En estos días —-parece que propicios para la mirada atrás-— se ha cumplido también el décimo aniversario de la muerte de Adolfo Bioy Casares. Aristocrático dandi, políglota desde la infancia, tan británico, tan afrancesado, las viejas primeras espadas de los suplementos culturales de Buenos Aires recuerdan con nostalgia sus últimos paseos por la ciudad, todo un magisterio del antiguo mundo. Un poco más adelante en el diario, bajo el epígrafe de «Nuevos tiempos: el trabajo remoto», un titular habla de «Los que cambiaron Ezeiza [el aeropuerto internacional bonaerense] por Internet», El reportaje comienza: «Si la crisis de 2001 fue para muchos un pasaporte para emigrar, para otros abrió una posibilidad intermedia. Cada vez más los argentinos trabajan en el exterior sin necesidad de tomarse un avión. Secretarias virtuales, analistas en comunicaciones y telemarketers…».

La velocidad del ADSL y su caudal casi ilimitado frente a la lentitud del barco que atraviesa el océano con el sucinto estómago de su bodega. El ritmo pausado de los paseos de Bioy, de sus conversaciones fuera del tiempo con Borges, frente a la fugacidad de los blogs. Quizá sólo se trate del mismo desconcierto, pero acelerado.

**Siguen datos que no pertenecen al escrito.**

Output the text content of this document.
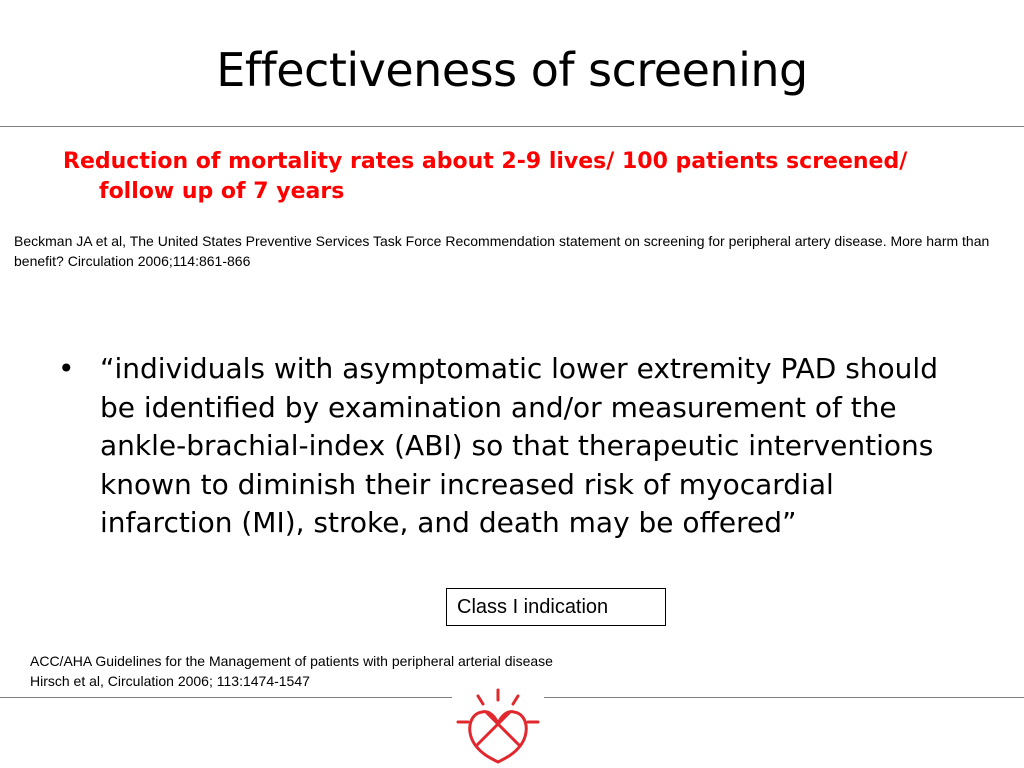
Effectiveness of screening
Reduction of mortality rates about 2-9 lives/ 100 patients screened/ follow up of 7 years
Beckman JA et al, The United States Preventive Services Task Force Recommendation statement on screening for peripheral artery disease. More harm than benefit? Circulation 2006;114:861-866
• “individuals with asymptomatic lower extremity PAD should be identified by examination and/or measurement of the ankle-brachial-index (ABI) so that therapeutic interventions known to diminish their increased risk of myocardial infarction (MI), stroke, and death may be offered”
Class I indication
ACC/AHA Guidelines for the Management of patients with peripheral arterial disease
Hirsch et al, Circulation 2006; 113:1474-1547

Y una sensación de vértigo irreparable. «El Globo de Funes», uno de los blogs que recorren la vida cultural porteña, muestra la viñeta de un tal Tchó, desdibujado héroe de cómic uniformado de perilla y coleta underground, que declara: «Tchó cree que pasarse el día mirando blogs es de una estupidez trepidante y sin parangones en la Historia misma del ocio en la Humanidad». ¿Ironía o SOS?